Ends cannot justify means in curriculum reform
The adage of history being written by the victors adds ample fuel to a perennial debate regarding Taiwan’s high school history curriculum, in which the island’s students are always getting the shorter end of the stick.
Recent efforts to skirt history rather than approaching it with the respect, open-mindedness and empathy required would mean a back-pedaling tantamount to Japan’s revisionist accounts of WWII, China’s attempt to erase the Tiananmen Massacre and deniers of the Holocaust.
At the center of the debate are the proposed “minor adjustments” being made to history textbooks that would excise topics such as Nazism, the February 28 Incident and the White Terror. Some civic organizations are calling this a “China-centric” perspective of history being forced onto the hearts and minds of students. They also found problematic that the Himalayas were allegedly referred to as the nation’s tallest peaks and Taiwan’s subsequent “return” to the R.O.C. following WWII as a “glorious retrocession.”
Students across Taiwan protested the Ministry of Education’s (MOE) omissions to curriculum guidelines in May, which ultimately led to a petition from students representing 120 high schools and vocational schools island-wide against the “black-box operations” involved in approving the changes. Earlier in June, a Taiwan Solidarity Union legislator accused the MOE of appointing those with a “pro-unificationist stance” onto the curriculum adjustment taskforce.
On Tuesday, Education Minister Wu Se-hwa attended a public forum with parents, students and teachers at Taichung First Senior High School attended by hundreds. Wu apologized for the procedural controversies and said that “courage” was needed to deal with the differing viewpoints on Taiwan’s history, and that “education should not be discussed in a politicized manner.” But many still felt the government statements were disingenuous.
Controversies in education curriculums are always political, and politics cannot be divorced from social policy. Any calls to do so are either naive or ill-conceived. However, as a public good that is provided to the nation’s students, education policy as a political game that undermines democratic deliberation and debate cannot be sustained.

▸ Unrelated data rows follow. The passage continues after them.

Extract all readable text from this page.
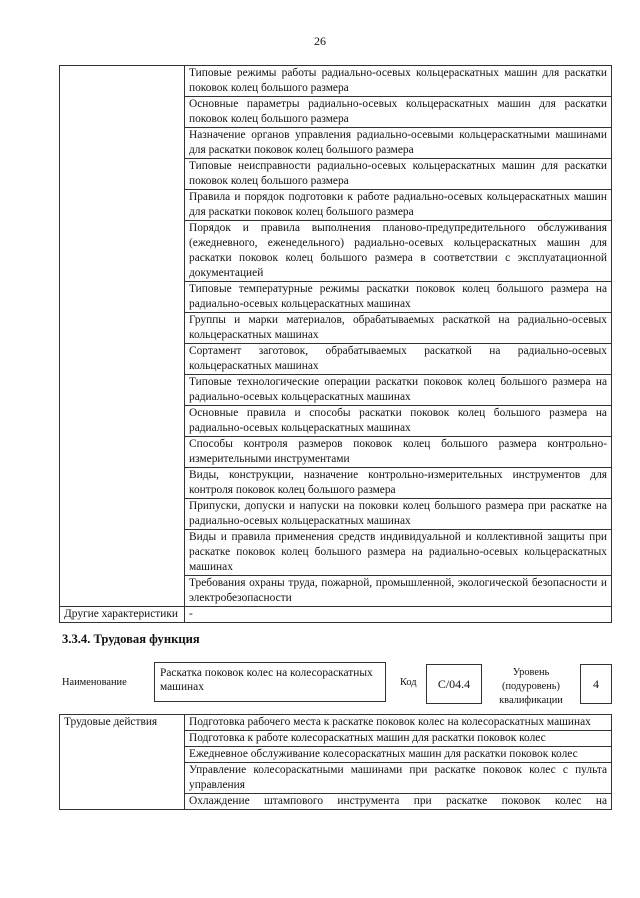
26
	Типовые режимы работы радиально-осевых кольцераскатных машин для раскатки поковок колец большого размера
	Основные параметры радиально-осевых кольцераскатных машин для раскатки поковок колец большого размера
	Назначение органов управления радиально-осевыми кольцераскатными машинами для раскатки поковок колец большого размера
	Типовые неисправности радиально-осевых кольцераскатных машин для раскатки поковок колец большого размера
	Правила и порядок подготовки к работе радиально-осевых кольцераскатных машин для раскатки поковок колец большого размера
	Порядок и правила выполнения планово-предупредительного обслуживания (ежедневного, еженедельного) радиально-осевых кольцераскатных машин для раскатки поковок колец большого размера в соответствии с эксплуатационной документацией
	Типовые температурные режимы раскатки поковок колец большого размера на радиально-осевых кольцераскатных машинах
	Группы и марки материалов, обрабатываемых раскаткой на радиально-осевых кольцераскатных машинах
	Сортамент заготовок, обрабатываемых раскаткой на радиально-осевых кольцераскатных машинах
	Типовые технологические операции раскатки поковок колец большого размера на радиально-осевых кольцераскатных машинах
	Основные правила и способы раскатки поковок колец большого размера на радиально-осевых кольцераскатных машинах
	Способы контроля размеров поковок колец большого размера контрольно-измерительными инструментами
	Виды, конструкции, назначение контрольно-измерительных инструментов для контроля поковок колец большого размера
	Припуски, допуски и напуски на поковки колец большого размера при раскатке на радиально-осевых кольцераскатных машинах
	Виды и правила применения средств индивидуальной и коллективной защиты при раскатке поковок колец большого размера на радиально-осевых кольцераскатных машинах
	Требования охраны труда, пожарной, промышленной, экологической безопасности и электробезопасности
Другие характеристики	-
3.3.4. Трудовая функция
Наименование
Раскатка поковок колес на колесораскатных машинах	Код C/04.4
Уровень (подуровень) квалификации
4
Трудовые действия	Подготовка рабочего места к раскатке поковок колес на колесораскатных машинах
Подготовка к работе колесораскатных машин для раскатки поковок колес
Ежедневное обслуживание колесораскатных машин для раскатки поковок колес
Управление колесораскатными машинами при раскатке поковок колес с пульта управления
Охлаждение штампового инструмента при раскатке поковок колес на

History, no matter how painful and shameful, when white-washed or swept under the carpet only worsens into greater political reactions. Any group or authority that deliberately takes history out of context for narrow political gains is in effect robbing the nation’s youth of an opportunity to learn from history. Reactionary struggles that are formed without public discussion and empathy for differing perspectives, including top-down policies during Chen Shui-bian’s de-Sinification drive, will continue to make historical fact a political debate. They discard any notion of the public good in pursuit of a truth tempered by what feels right instead of a broad-based consensus of what is right.
The key to building the much-desired, yet equally elusive social consensus lies in treating Taiwan’s youth not as pawns but as active thinkers who possess the potential for critical thinking. How our students decide to formulate their ideas, however, depends on a solid foundation of historical fact that cannot change whenever Taiwan has a political transition of power. The labeling of current actions of the MOE as “China-centric,” while useful in piquing attention and debate, is only a partial perspective and the first step in bringing about a sustainable foundation.
Taiwan is part of the community of nations that have suffered from the festering wounds of conflict. Rather than waiting for the generation affected by wars and massacres to die out in silence, the government and civil society need to facilitate open dialogue with our forefathers and foremothers while also humbly soliciting the advice of nations who have done more in this regard including Germany, South Africa, Rwanda and Bosnia.
In a society that encourages its youth to become critical thinkers, generations from differing backgrounds must cooperate on building this consensus with a high-degree of empathy. Only through this process can suspicions of political interference be transcended and a people’s history that accurately reflects Taiwan’s oft-tragic yet rich historical background be cultivated for the future.